Perhaps no retail category has been under as much pressure during the past six weeks than grocery. As the COVID-19 crisis hit in early March, stores had to contend with supply chain issues, panic buying and safety issues as a stunned public stocked up on essential items. Now that the panic has subsided, it’s evident that grocery shopping is seeing a reduction in overall shopping visits as well as a substantial digital shift.
First, PYMNTS data shows that the number of consumers who have reduced their overall grocery shopping activity has jumped from 20.9 percent in early March to 76.5 percent as the month closed. Drilling down into those numbers, changes can be seen from mid-March to March 27 in two details. One: consumers who said they had reduced going to the grocery store to buy food to prepare at home grew from 52.2 to 59.1 percent. Among consumers who bought pre-packaged foods, that number grew from 45.4 to 50.8 percent. The data indicates that consumers are using food delivery services more, which is exactly what 8.4 percent of the respondents said.
A fair amount, but not all, of the grocery business is going online. At the month’s start only 3.9 percent of consumers shopped for groceries online, rising to 9.1 percent by month’s end. That was driven mostly by consumers who were “extremely” concerned about coronavirus exposure.
Who drove that shift? The data shows that 73.5 lived in smaller cities and towns of below 500,000 inhabitants. Millennials accounted for 32.9 percent of the shift and the largest difference occurred among Gen Z. That group only makes up 8 percent of the total grocery shopping market but took 14.8 percent of the digital shift. Baby boomers and seniors made up 39.4 percent of the total market but only 29.2 percent of the digital shift.
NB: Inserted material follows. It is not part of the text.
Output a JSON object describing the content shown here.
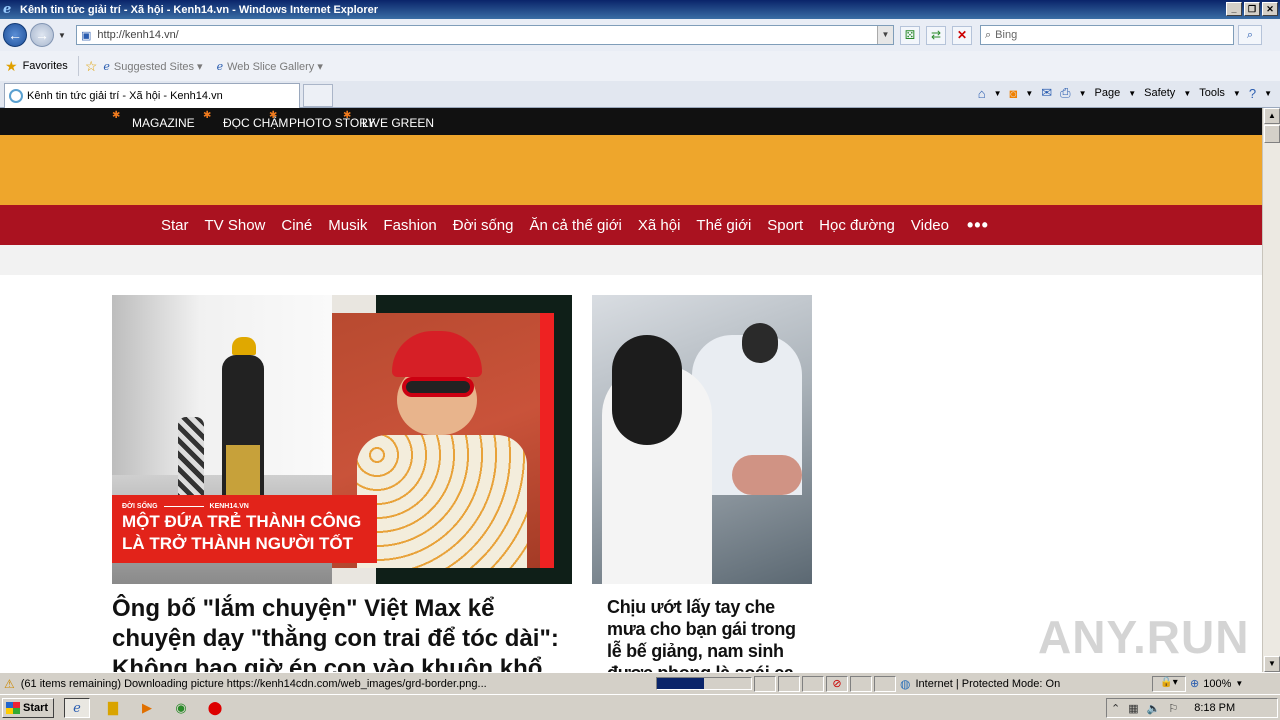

While the main reason for the overall decrease in grocery was due to COVID-19 concerns (35.4 percent) it was interesting to note that stock outs played a part. The data shows that 26.5 percent of respondents said they were shopping less because their local store had empty shelves.
Although stock outs were much more common early in the crisis due to panic buying, supply chain issues still plague the grocery vertical. Some analysts say the largest disruptions could hit the food supply chain hardest in May. “Immediately, it’s not a serious problem,” said Subodha Kumar, a professor of marketing and supply chain management at Temple University’s Fox School of Business, in a report by NJ.com. “People will not be starving or be out of food. We will have supply, but certain types of product will be impacted or delayed.”
Many chains are being proactive by limiting sales on some items. “We understand our customers want to prepare by stocking up on the essentials. Texans must continue to prepare, but panic does not promote progress,” said Dallas-based H-E-B said in a statement. “For the long term, H-E-B is in a good in-stock position on many of the items our customers need, and we are working around the clock to restock our shelves. In order to help ensure all can secure the products they need, when they need them, we’ve implemented temporary purchase limits on certain items help protect the supply chain in Texas. While our customers might find our supply of some products low or temporarily out of stock, we encourage customers to check back with us if they cannot find what they need, as we’ll continue to restock our products.”
Among the subset of consumers who decreased grocery shopping due to the coronavirus it was clear that external events would be the key to returning to their previous spend levels. A vaccine would be the deciding factor for 53.6 percent of respondents, followed by CDC clearance (50.8 percent).
This comes as many grocery chains are starting to require masks and gloves of their employees. While many shoppers take such precautions, one official says they should be required to do so.
“I honestly believe that someone needs to step up to the plate and say if you’re going to go to a food store, then put a mask on and put on gloves,” said Marc Perrone, president of the United Food and Commercial Workers International Union (UFCW). “The coronavirus pandemic represents the greatest health and safety crisis that America’s grocery and food workers have ever faced. Since the beginning of the outbreak, these workers have been on the front lines of this terrible pandemic. While tens of millions of Americans were told to work from home for their safety, grocery store and food workers have never had that option. More must be done to protect them and our food supply now.”